Another day, another shooting. It's a devastating truth, but that's the world we live in. We've learned to numb ourselves at the loss of life because it's the only thing we really can do.
Between TV shows, video games and the news, we've become so desensitized to death that it hardly seems real anymore. I get it, crime dramas make killer TV shows (no pun intended), but after watching episode after episode of Criminal Minds your mind is somewhere between "this isn't real" and "this is too real." We're faced with death everywhere we look and it has become really hard to let ourselves truly feel loss. Watching the news puts us in the same predicament. How many shootings does the U.S. average in a week? Month? Year? Being able to truly harness that sadness would tear us apart completely. I would be a basket case for sure. Of course, sometimes this plays to our benefit, after all, how could someone handle that much sadness? If we did finally feel the loss of each death we watch all over TV, both fictional and real, maybe we would put an end to it once and for all.

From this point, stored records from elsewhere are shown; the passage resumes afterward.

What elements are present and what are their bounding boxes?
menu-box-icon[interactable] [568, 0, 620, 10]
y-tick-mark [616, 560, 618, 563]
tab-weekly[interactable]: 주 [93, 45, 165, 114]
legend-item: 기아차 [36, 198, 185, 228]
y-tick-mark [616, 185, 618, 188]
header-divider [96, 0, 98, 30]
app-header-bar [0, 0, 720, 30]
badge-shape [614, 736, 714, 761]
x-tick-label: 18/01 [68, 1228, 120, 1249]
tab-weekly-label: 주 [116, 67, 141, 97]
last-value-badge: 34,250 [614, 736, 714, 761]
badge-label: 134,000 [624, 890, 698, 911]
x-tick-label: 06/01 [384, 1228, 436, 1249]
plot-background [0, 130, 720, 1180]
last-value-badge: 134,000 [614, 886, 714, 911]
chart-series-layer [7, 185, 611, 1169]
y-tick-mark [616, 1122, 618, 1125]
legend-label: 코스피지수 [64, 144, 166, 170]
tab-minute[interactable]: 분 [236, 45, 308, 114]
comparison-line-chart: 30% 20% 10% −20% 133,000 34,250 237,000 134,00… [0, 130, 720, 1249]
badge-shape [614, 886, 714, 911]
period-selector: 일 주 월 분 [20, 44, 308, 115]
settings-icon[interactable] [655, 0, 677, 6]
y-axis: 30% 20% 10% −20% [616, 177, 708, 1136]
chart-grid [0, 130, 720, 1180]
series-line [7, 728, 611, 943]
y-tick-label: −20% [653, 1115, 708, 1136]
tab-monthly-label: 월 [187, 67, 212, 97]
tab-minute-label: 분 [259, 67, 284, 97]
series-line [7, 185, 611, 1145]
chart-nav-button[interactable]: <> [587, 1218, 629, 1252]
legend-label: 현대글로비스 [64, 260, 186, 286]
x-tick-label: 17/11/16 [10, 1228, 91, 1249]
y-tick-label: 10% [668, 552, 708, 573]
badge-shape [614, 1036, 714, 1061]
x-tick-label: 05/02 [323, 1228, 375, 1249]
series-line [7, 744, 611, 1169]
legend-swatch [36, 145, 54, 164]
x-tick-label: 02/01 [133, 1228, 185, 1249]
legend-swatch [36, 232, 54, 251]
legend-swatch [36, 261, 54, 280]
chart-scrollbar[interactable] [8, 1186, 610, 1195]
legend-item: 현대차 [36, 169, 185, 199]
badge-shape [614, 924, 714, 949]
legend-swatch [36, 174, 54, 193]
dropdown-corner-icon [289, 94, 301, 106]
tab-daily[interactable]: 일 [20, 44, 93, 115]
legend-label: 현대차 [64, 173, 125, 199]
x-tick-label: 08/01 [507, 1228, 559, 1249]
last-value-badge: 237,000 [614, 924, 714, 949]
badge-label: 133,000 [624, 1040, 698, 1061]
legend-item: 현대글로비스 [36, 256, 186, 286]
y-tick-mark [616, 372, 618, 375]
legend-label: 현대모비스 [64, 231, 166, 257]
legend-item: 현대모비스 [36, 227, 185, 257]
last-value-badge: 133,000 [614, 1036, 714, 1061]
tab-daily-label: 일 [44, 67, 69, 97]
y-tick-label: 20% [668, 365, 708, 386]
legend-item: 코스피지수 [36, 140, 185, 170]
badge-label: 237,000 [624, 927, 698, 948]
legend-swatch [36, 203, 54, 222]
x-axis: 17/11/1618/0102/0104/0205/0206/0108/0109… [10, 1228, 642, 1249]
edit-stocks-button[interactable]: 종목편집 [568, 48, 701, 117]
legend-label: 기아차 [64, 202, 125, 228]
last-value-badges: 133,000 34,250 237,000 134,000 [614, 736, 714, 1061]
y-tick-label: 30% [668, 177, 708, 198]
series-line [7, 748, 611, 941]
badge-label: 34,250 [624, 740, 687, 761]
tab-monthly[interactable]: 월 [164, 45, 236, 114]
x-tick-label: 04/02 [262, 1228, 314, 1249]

We live in a world where we think it's okay to broadcast videos of people being murdered. We witness the last painful breath they take before they leave this world forever and what do we do? We press "share." How sickening is that? News stations play these videos over and over as a backdrop to their political arguments. We watch this. Our children watch this. We watch these news broadcasts as a family. These atrocities are now small talk at the dinner table. This is what our world has come to and we've accepted it. We live in a world where humanity has become absent, life has lost its meaning.
We live in a world where people think it's okay to take someone's life over something as (in the grand scheme of things) silly as race, sexual orientation, religion or occupation. It's easy to feel hopeless and sad about current events, but most of all, angry. It's enraging to me to think that this is the reality we have to grow up in, that my younger siblings are growing up in. That every time I go to the grocery store, class, a concert, or movie I plan an escape route in my mind just in case.
We've tolerated this vileness for far too long. Let's bring meaning back to the most precious privilege we're given as human beings, let's remember how valuable life really is. Let's stop being more concerned with ones race, sexual orientation, religion or occupation than we are with their family or their beating heart. Let's love one another.